Оказавшись на Пятьдесят седьмой улице, я перешел к осуществлению второй части плана. Я медленно походил на углу примерно с минуту, хотя, возможно, и меньше, поскольку я, когда не знаю что делать, склонен спешить. Затем, все еще пытаясь придумать короткое и убедительное объяснение, как я оказался в их районе, на тот случай, если Джейд или кто-нибудь из Баттерфилдов спросит меня, я зашагал, словно оловянный солдатик, обратно к их дому. Сердце беспокойно колотилось, на душе было тоскливо, однако я не могу сказать, что к тому моменту пожалел о той зажженной спичке. Я не видел Джейд и не разговаривал с ней целых семнадцать дней. Когда Хью Баттерфилд сообщил, что отлучает меня от дома, поскольку они с Джейд решили, что я не должен появляться у них тридцать дней, меня посетило невольное, но сильное подозрение, что разлука может оказаться вечной.

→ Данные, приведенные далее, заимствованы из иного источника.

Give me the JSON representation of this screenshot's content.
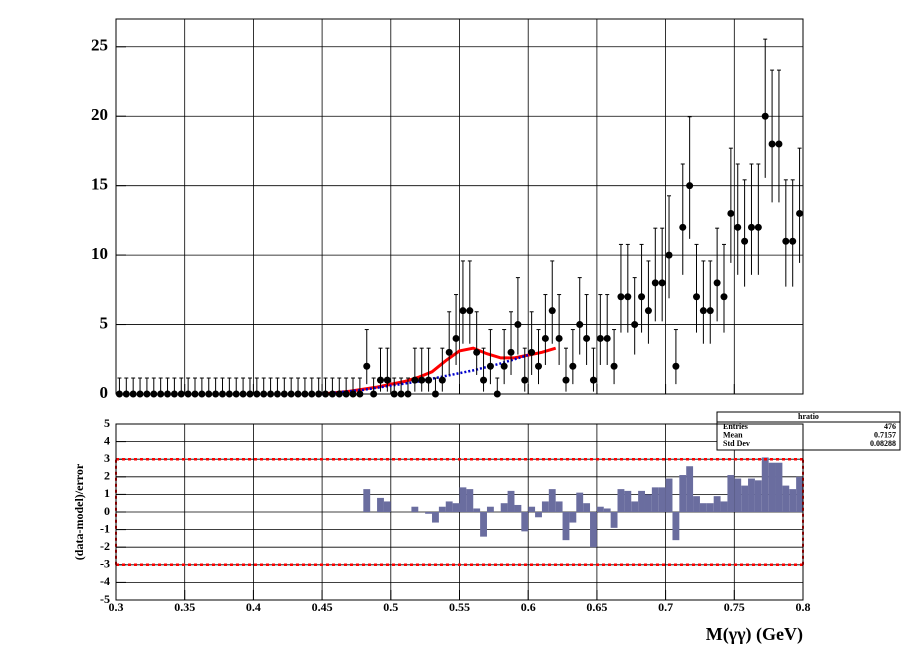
{
  "chart_data": [
    {
      "type": "errorbar",
      "x": [
        0.3025,
        0.3075,
        0.3125,
        0.3175,
        0.3225,
        0.3275,
        0.3325,
        0.3375,
        0.3425,
        0.3475,
        0.3525,
        0.3575,
        0.3625,
        0.3675,
        0.3725,
        0.3775,
        0.3825,
        0.3875,
        0.3925,
        0.3975,
        0.4025,
        0.4075,
        0.4125,
        0.4175,
        0.4225,
        0.4275,
        0.4325,
        0.4375,
        0.4425,
        0.4475,
        0.4525,
        0.4575,
        0.4625,
        0.4675,
        0.4725,
        0.4775,
        0.4825,
        0.4875,
        0.4925,
        0.4975,
        0.5025,
        0.5075,
        0.5125,
        0.5175,
        0.5225,
        0.5275,
        0.5325,
        0.5375,
        0.5425,
        0.5475,
        0.5525,
        0.5575,
        0.5625,
        0.5675,
        0.5725,
        0.5775,
        0.5825,
        0.5875,
        0.5925,
        0.5975,
        0.6025,
        0.6075,
        0.6125,
        0.6175,
        0.6225,
        0.6275,
        0.6325,
        0.6375,
        0.6425,
        0.6475,
        0.6525,
        0.6575,
        0.6625,
        0.6675,
        0.6725,
        0.6775,
        0.6825,
        0.6875,
        0.6925,
        0.6975,
        0.7025,
        0.7075,
        0.7125,
        0.7175,
        0.7225,
        0.7275,
        0.7325,
        0.7375,
        0.7425,
        0.7475,
        0.7525,
        0.7575,
        0.7625,
        0.7675,
        0.7725,
        0.7775,
        0.7825,
        0.7875,
        0.7925,
        0.7975
      ],
      "values": [
        0,
        0,
        0,
        0,
        0,
        0,
        0,
        0,
        0,
        0,
        0,
        0,
        0,
        0,
        0,
        0,
        0,
        0,
        0,
        0,
        0,
        0,
        0,
        0,
        0,
        0,
        0,
        0,
        0,
        0,
        0,
        0,
        0,
        0,
        0,
        0,
        2,
        0,
        1,
        1,
        0,
        0,
        0,
        1,
        1,
        1,
        0,
        1,
        3,
        4,
        6,
        6,
        3,
        1,
        2,
        0,
        2,
        3,
        5,
        1,
        3,
        2,
        4,
        6,
        4,
        1,
        2,
        5,
        4,
        1,
        4,
        4,
        2,
        7,
        7,
        5,
        7,
        6,
        8,
        8,
        10,
        2,
        12,
        15,
        7,
        6,
        6,
        8,
        7,
        13,
        12,
        11,
        12,
        12,
        20,
        18,
        18,
        11,
        11,
        13
      ],
      "yerr_low": [
        0,
        0,
        0,
        0,
        0,
        0,
        0,
        0,
        0,
        0,
        0,
        0,
        0,
        0,
        0,
        0,
        0,
        0,
        0,
        0,
        0,
        0,
        0,
        0,
        0,
        0,
        0,
        0,
        0,
        0,
        0,
        0,
        0,
        0,
        0,
        0,
        1.29,
        0,
        0.83,
        0.83,
        0,
        0,
        0,
        0.83,
        0.83,
        0.83,
        0,
        0.83,
        1.63,
        1.91,
        2.38,
        2.38,
        1.63,
        0.83,
        1.29,
        0,
        1.29,
        1.63,
        2.16,
        0.83,
        1.63,
        1.29,
        1.91,
        2.38,
        1.91,
        0.83,
        1.29,
        2.16,
        1.91,
        0.83,
        1.91,
        1.91,
        1.29,
        2.58,
        2.58,
        2.16,
        2.58,
        2.38,
        2.77,
        2.77,
        3.11,
        1.29,
        3.42,
        3.83,
        2.58,
        2.38,
        2.38,
        2.77,
        2.58,
        3.56,
        3.42,
        3.27,
        3.42,
        3.42,
        4.44,
        4.2,
        4.2,
        3.27,
        3.27,
        3.56
      ],
      "yerr_high": [
        1.15,
        1.15,
        1.15,
        1.15,
        1.15,
        1.15,
        1.15,
        1.15,
        1.15,
        1.15,
        1.15,
        1.15,
        1.15,
        1.15,
        1.15,
        1.15,
        1.15,
        1.15,
        1.15,
        1.15,
        1.15,
        1.15,
        1.15,
        1.15,
        1.15,
        1.15,
        1.15,
        1.15,
        1.15,
        1.15,
        1.15,
        1.15,
        1.15,
        1.15,
        1.15,
        1.15,
        2.64,
        1.15,
        2.3,
        2.3,
        1.15,
        1.15,
        1.15,
        2.3,
        2.3,
        2.3,
        1.15,
        2.3,
        2.92,
        3.16,
        3.58,
        3.58,
        2.92,
        2.3,
        2.64,
        1.15,
        2.64,
        2.92,
        3.38,
        2.3,
        2.92,
        2.64,
        3.16,
        3.58,
        3.16,
        2.3,
        2.64,
        3.38,
        3.16,
        2.3,
        3.16,
        3.16,
        2.64,
        3.77,
        3.77,
        3.38,
        3.77,
        3.58,
        3.94,
        3.94,
        4.27,
        2.64,
        4.56,
        4.96,
        3.77,
        3.58,
        3.58,
        3.94,
        3.77,
        4.7,
        4.56,
        4.42,
        4.56,
        4.56,
        5.55,
        5.32,
        5.32,
        4.42,
        4.42,
        4.7
      ],
      "color": "#000000",
      "curves": [
        {
          "color": "#ff0000",
          "style": "solid",
          "x": [
            0.45,
            0.47,
            0.49,
            0.5,
            0.51,
            0.52,
            0.53,
            0.54,
            0.55,
            0.56,
            0.57,
            0.58,
            0.59,
            0.6,
            0.61,
            0.62
          ],
          "values": [
            0,
            0.2,
            0.5,
            0.7,
            0.9,
            1.2,
            1.6,
            2.4,
            3.1,
            3.3,
            2.9,
            2.6,
            2.6,
            2.8,
            3.0,
            3.3
          ]
        },
        {
          "color": "#0000cc",
          "style": "dotted",
          "x": [
            0.45,
            0.48,
            0.5,
            0.52,
            0.54,
            0.56,
            0.58,
            0.6
          ],
          "values": [
            0,
            0.3,
            0.6,
            0.9,
            1.3,
            1.7,
            2.2,
            2.8
          ]
        }
      ],
      "xlim": [
        0.3,
        0.8
      ],
      "xticks": [
        0.3,
        0.35,
        0.4,
        0.45,
        0.5,
        0.55,
        0.6,
        0.65,
        0.7,
        0.75,
        0.8
      ],
      "show_xtick_labels": false,
      "ylim": [
        0,
        27
      ],
      "yticks": [
        0,
        5,
        10,
        15,
        20,
        25
      ],
      "grid": true
    },
    {
      "type": "histogram",
      "bins": [
        0.3,
        0.305,
        0.31,
        0.315,
        0.32,
        0.325,
        0.33,
        0.335,
        0.34,
        0.345,
        0.35,
        0.355,
        0.36,
        0.365,
        0.37,
        0.375,
        0.38,
        0.385,
        0.39,
        0.395,
        0.4,
        0.405,
        0.41,
        0.415,
        0.42,
        0.425,
        0.43,
        0.435,
        0.44,
        0.445,
        0.45,
        0.455,
        0.46,
        0.465,
        0.47,
        0.475,
        0.48,
        0.485,
        0.49,
        0.495,
        0.5,
        0.505,
        0.51,
        0.515,
        0.52,
        0.525,
        0.53,
        0.535,
        0.54,
        0.545,
        0.55,
        0.555,
        0.56,
        0.565,
        0.57,
        0.575,
        0.58,
        0.585,
        0.59,
        0.595,
        0.6,
        0.605,
        0.61,
        0.615,
        0.62,
        0.625,
        0.63,
        0.635,
        0.64,
        0.645,
        0.65,
        0.655,
        0.66,
        0.665,
        0.67,
        0.675,
        0.68,
        0.685,
        0.69,
        0.695,
        0.7,
        0.705,
        0.71,
        0.715,
        0.72,
        0.725,
        0.73,
        0.735,
        0.74,
        0.745,
        0.75,
        0.755,
        0.76,
        0.765,
        0.77,
        0.775,
        0.78,
        0.785,
        0.79,
        0.795,
        0.8
      ],
      "values": [
        0,
        0,
        0,
        0,
        0,
        0,
        0,
        0,
        0,
        0,
        0,
        0,
        0,
        0,
        0,
        0,
        0,
        0,
        0,
        0,
        0,
        0,
        0,
        0,
        0,
        0,
        0,
        0,
        0,
        0,
        0,
        0,
        0,
        0,
        0,
        0,
        1.3,
        0,
        0.8,
        0.6,
        0,
        0,
        0,
        0.3,
        0,
        -0.1,
        -0.6,
        0.3,
        0.6,
        0.5,
        1.4,
        1.3,
        0.2,
        -1.4,
        0.3,
        0,
        0.5,
        1.2,
        0.4,
        -1.1,
        0.3,
        -0.3,
        0.6,
        1.3,
        0.6,
        -1.6,
        -0.6,
        1.1,
        0.5,
        -2.0,
        0.3,
        0.2,
        -0.9,
        1.3,
        1.2,
        0.6,
        1.2,
        1.0,
        1.4,
        1.4,
        1.9,
        -1.6,
        2.1,
        2.6,
        0.9,
        0.5,
        0.5,
        0.9,
        0.6,
        2.1,
        1.9,
        1.5,
        1.9,
        1.8,
        3.1,
        2.8,
        2.8,
        1.5,
        1.3,
        2.0
      ],
      "color": "#6a6d9f",
      "xlim": [
        0.3,
        0.8
      ],
      "xticks": [
        0.3,
        0.35,
        0.4,
        0.45,
        0.5,
        0.55,
        0.6,
        0.65,
        0.7,
        0.75,
        0.8
      ],
      "show_xtick_labels": true,
      "ylim": [
        -5,
        5
      ],
      "yticks": [
        -5,
        -4,
        -3,
        -2,
        -1,
        0,
        1,
        2,
        3,
        4,
        5
      ],
      "grid": true,
      "xlabel": "M(γγ) (GeV)",
      "ylabel": "(data-model)/error",
      "ref_lines": [
        -3,
        3
      ],
      "ref_color": "#ff0000",
      "stats": {
        "title": "hratio",
        "rows": [
          {
            "label": "Entries",
            "value": 476
          },
          {
            "label": "Mean",
            "value": 0.7157
          },
          {
            "label": "Std Dev",
            "value": 0.08288
          }
        ]
      }
    }
  ]
}
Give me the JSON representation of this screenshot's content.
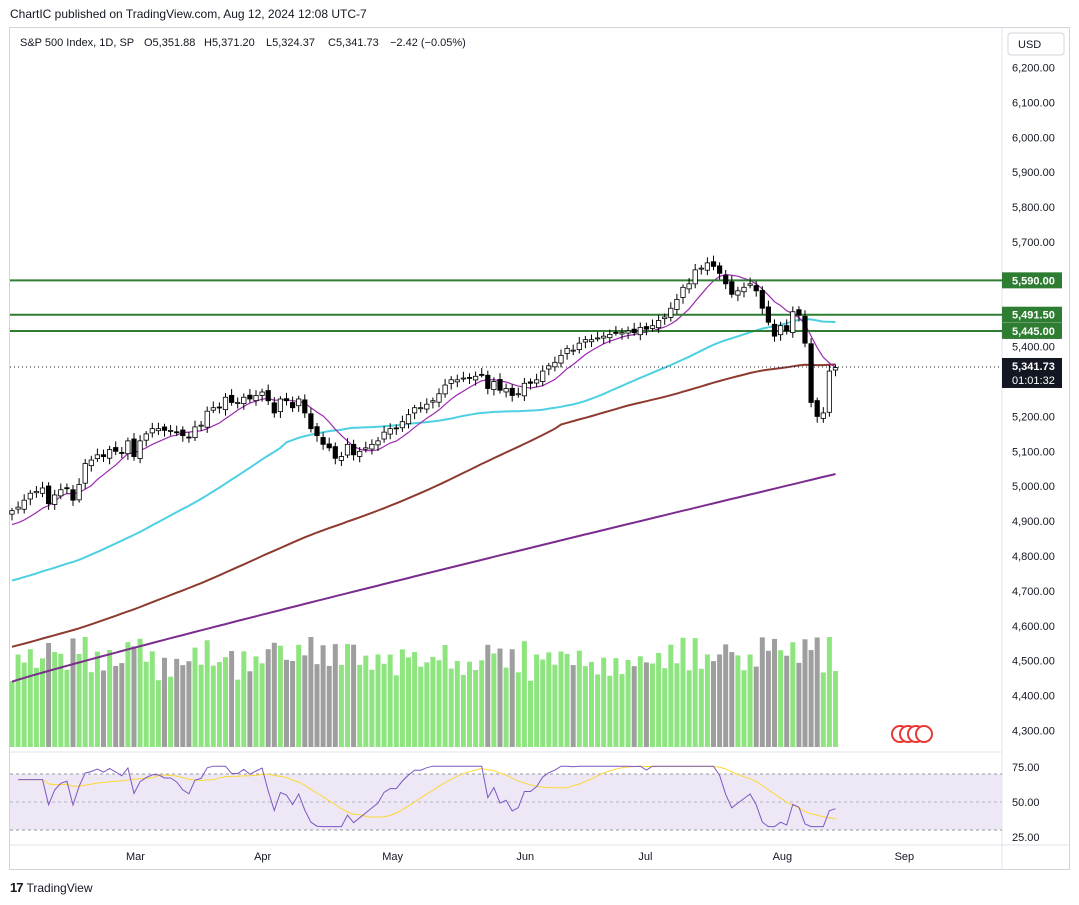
{
  "publisher_line": "ChartIC published on TradingView.com, Aug 12, 2024 12:08 UTC-7",
  "footer": {
    "logo": "17",
    "brand": "TradingView"
  },
  "currency": "USD",
  "colors": {
    "up_candle": "#ffffff",
    "down_candle": "#000000",
    "ema_fast": "#9c27b0",
    "sma_50": "#4dd0e1",
    "sma_100": "#8d3a2f",
    "sma_200": "#7b2d8e",
    "level_line": "#2e7d32",
    "vol_up": "#8ee57f",
    "vol_down": "#9e9e9e",
    "rsi_line": "#7e57c2",
    "rsi_ma": "#fdd835",
    "rsi_band": "#ede7f6",
    "price_tag": "#131722"
  },
  "chart_data": {
    "type": "candlestick",
    "header": {
      "symbol": "S&P 500 Index, 1D, SP",
      "open": "O5,351.88",
      "high": "H5,371.20",
      "low": "L5,324.37",
      "close": "C5,341.73",
      "change": "−2.42 (−0.05%)"
    },
    "price_axis": {
      "ticks": [
        "6,200.00",
        "6,100.00",
        "6,000.00",
        "5,900.00",
        "5,800.00",
        "5,700.00",
        "5,400.00",
        "5,200.00",
        "5,100.00",
        "5,000.00",
        "4,900.00",
        "4,800.00",
        "4,700.00",
        "4,600.00",
        "4,500.00",
        "4,400.00",
        "4,300.00"
      ],
      "tick_values": [
        6200,
        6100,
        6000,
        5900,
        5800,
        5700,
        5400,
        5200,
        5100,
        5000,
        4900,
        4800,
        4700,
        4600,
        4500,
        4400,
        4300
      ],
      "range": [
        4290,
        6230
      ]
    },
    "levels": [
      {
        "value": 5590,
        "label": "5,590.00"
      },
      {
        "value": 5491.5,
        "label": "5,491.50"
      },
      {
        "value": 5445,
        "label": "5,445.00"
      }
    ],
    "last_price": {
      "value": 5341.73,
      "label": "5,341.73",
      "countdown": "01:01:32"
    },
    "time_axis": [
      {
        "label": "Mar",
        "index": 20
      },
      {
        "label": "Apr",
        "index": 41
      },
      {
        "label": "May",
        "index": 62
      },
      {
        "label": "Jun",
        "index": 84
      },
      {
        "label": "Jul",
        "index": 104
      },
      {
        "label": "Aug",
        "index": 126
      },
      {
        "label": "Sep",
        "index": 146
      }
    ],
    "closes": [
      4930,
      4940,
      4960,
      4980,
      4985,
      4995,
      4950,
      4975,
      4990,
      4995,
      4960,
      5005,
      5065,
      5075,
      5090,
      5085,
      5105,
      5100,
      5095,
      5130,
      5085,
      5130,
      5150,
      5165,
      5165,
      5160,
      5160,
      5155,
      5145,
      5140,
      5170,
      5175,
      5215,
      5225,
      5225,
      5255,
      5240,
      5240,
      5255,
      5250,
      5260,
      5270,
      5245,
      5210,
      5250,
      5245,
      5225,
      5250,
      5210,
      5165,
      5145,
      5120,
      5110,
      5080,
      5085,
      5120,
      5090,
      5100,
      5110,
      5120,
      5130,
      5155,
      5165,
      5165,
      5185,
      5205,
      5225,
      5225,
      5235,
      5245,
      5265,
      5290,
      5305,
      5305,
      5310,
      5310,
      5315,
      5320,
      5280,
      5300,
      5275,
      5280,
      5260,
      5265,
      5295,
      5295,
      5305,
      5330,
      5345,
      5355,
      5375,
      5395,
      5390,
      5410,
      5420,
      5420,
      5425,
      5430,
      5435,
      5440,
      5440,
      5445,
      5440,
      5455,
      5450,
      5460,
      5475,
      5485,
      5510,
      5535,
      5570,
      5580,
      5620,
      5625,
      5640,
      5630,
      5610,
      5580,
      5550,
      5560,
      5570,
      5580,
      5560,
      5510,
      5470,
      5430,
      5460,
      5445,
      5500,
      5490,
      5410,
      5240,
      5200,
      5210,
      5330,
      5340
    ]
  }
}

И все мои мысли и чувства были сосредоточены теперь на этом изгнании, внезапном исключении из их жизни. И хотя опасения и доводы разума пытались поколебать мою решимость, для меня это было сродни надоедливому жужжанию комнатной мухи. Меня пугал мой странный поступок – взять и поджечь газеты на крыльце Баттерфилдов, – но я не чувствовал ни робости, ни сожаления. Больше всего я боялся, что план не сработает.